Post #34
It's a long time since I used JEs, it's been CP/Omega only and Carrillo/Robson rods as WP says for the last 4 years or so. Before anyone asks, I don't sell my specials, I'm not into selling parts, they are only for my builds. I have looked at working out some middle of the road designs for a friend of mine to sell through his business, because it frustrates me not being able to offer people a solution.
The issues with the design and manufacturing quality of Wossner/PEC pistons and rods, may not always be obvious and there are alot of engines using them, that haven't flagged the risk yet. It's a long time since I've seen an XU piston from them, but I recall the intruders and pockets needed to be machined to give safe clearance. The TU ones will rub the intruder and valves quite easily unless modified and there was an example in a Saxo I read about, built up by a well known company, where the valves did rub and the company blamed the customer supplied pistons, having blatantly not done a basic dry build check to see what the clearance was like!

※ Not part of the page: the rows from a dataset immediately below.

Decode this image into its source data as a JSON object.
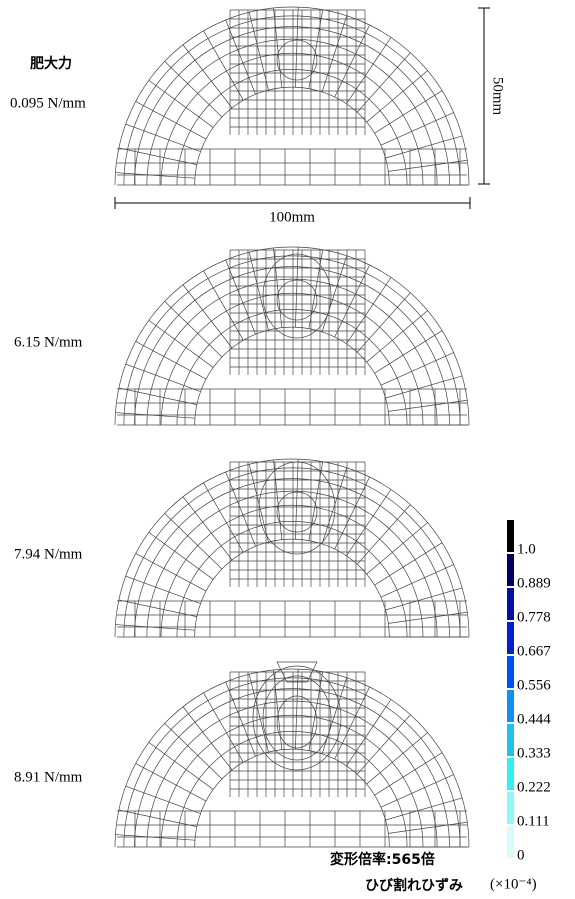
{
  "header": {
    "title": "肥大力"
  },
  "dimensions": {
    "height": "50mm",
    "width": "100mm"
  },
  "panels": [
    {
      "load": "0.095 N/mm"
    },
    {
      "load": "6.15 N/mm"
    },
    {
      "load": "7.94 N/mm"
    },
    {
      "load": "8.91 N/mm"
    }
  ],
  "colorbar": {
    "levels": [
      {
        "label": "1.0",
        "color": "#000000"
      },
      {
        "label": "0.889",
        "color": "#000060"
      },
      {
        "label": "0.778",
        "color": "#0010a0"
      },
      {
        "label": "0.667",
        "color": "#0020d0"
      },
      {
        "label": "0.556",
        "color": "#0050f0"
      },
      {
        "label": "0.444",
        "color": "#1090f0"
      },
      {
        "label": "0.333",
        "color": "#20c0f0"
      },
      {
        "label": "0.222",
        "color": "#30f0f0"
      },
      {
        "label": "0.111",
        "color": "#90f8f8"
      },
      {
        "label": "0",
        "color": "#d8fcfc"
      }
    ],
    "scale_note": "変形倍率:565倍",
    "quantity": "ひび割れひずみ",
    "unit": "(×10⁻⁴)"
  }
}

Here are some pics from a TU5JP4 engine sent to me last year with those pistons and rods. I centre punched through the guides to do a basic radius check and there wasn't enough clearance for the standard inlet and exhaust valves. To illustrate it to his supplier, I took this pic, which shows 65.5mm across the pocket edges (easier to pic than the radius); the valve size (31.3 std) plus the centres (35.0mm) equals 66.3 without any clearance added, so even without the transfer punching you can see it's machined wrong! The intruder is too tall as well and touches the chamber on an unskimmed head:
The rod problems are harder to illustrate, but all of these rods feature an acute stress point on the rod bolt counterbore:
That's where they always fail and I've seen the same with DP rods supplied by Cat cams recently too. People often blame the bolts, but if they've bent before breaking and the rod bore edges are diverging, it's obviously cap failure and that point on the counterbore is where it starts. Also both of those rods mentioned in the TU have excessive material in the H-section, which causes them to clash with the bottom of the bore, demanding clearance to be machined, which relaxes the block in that area causing bore distortion.
In many cases people get away with it, but if you're serious about the engines your building, it's not acceptable and for the money they're charged out at, it's shocking.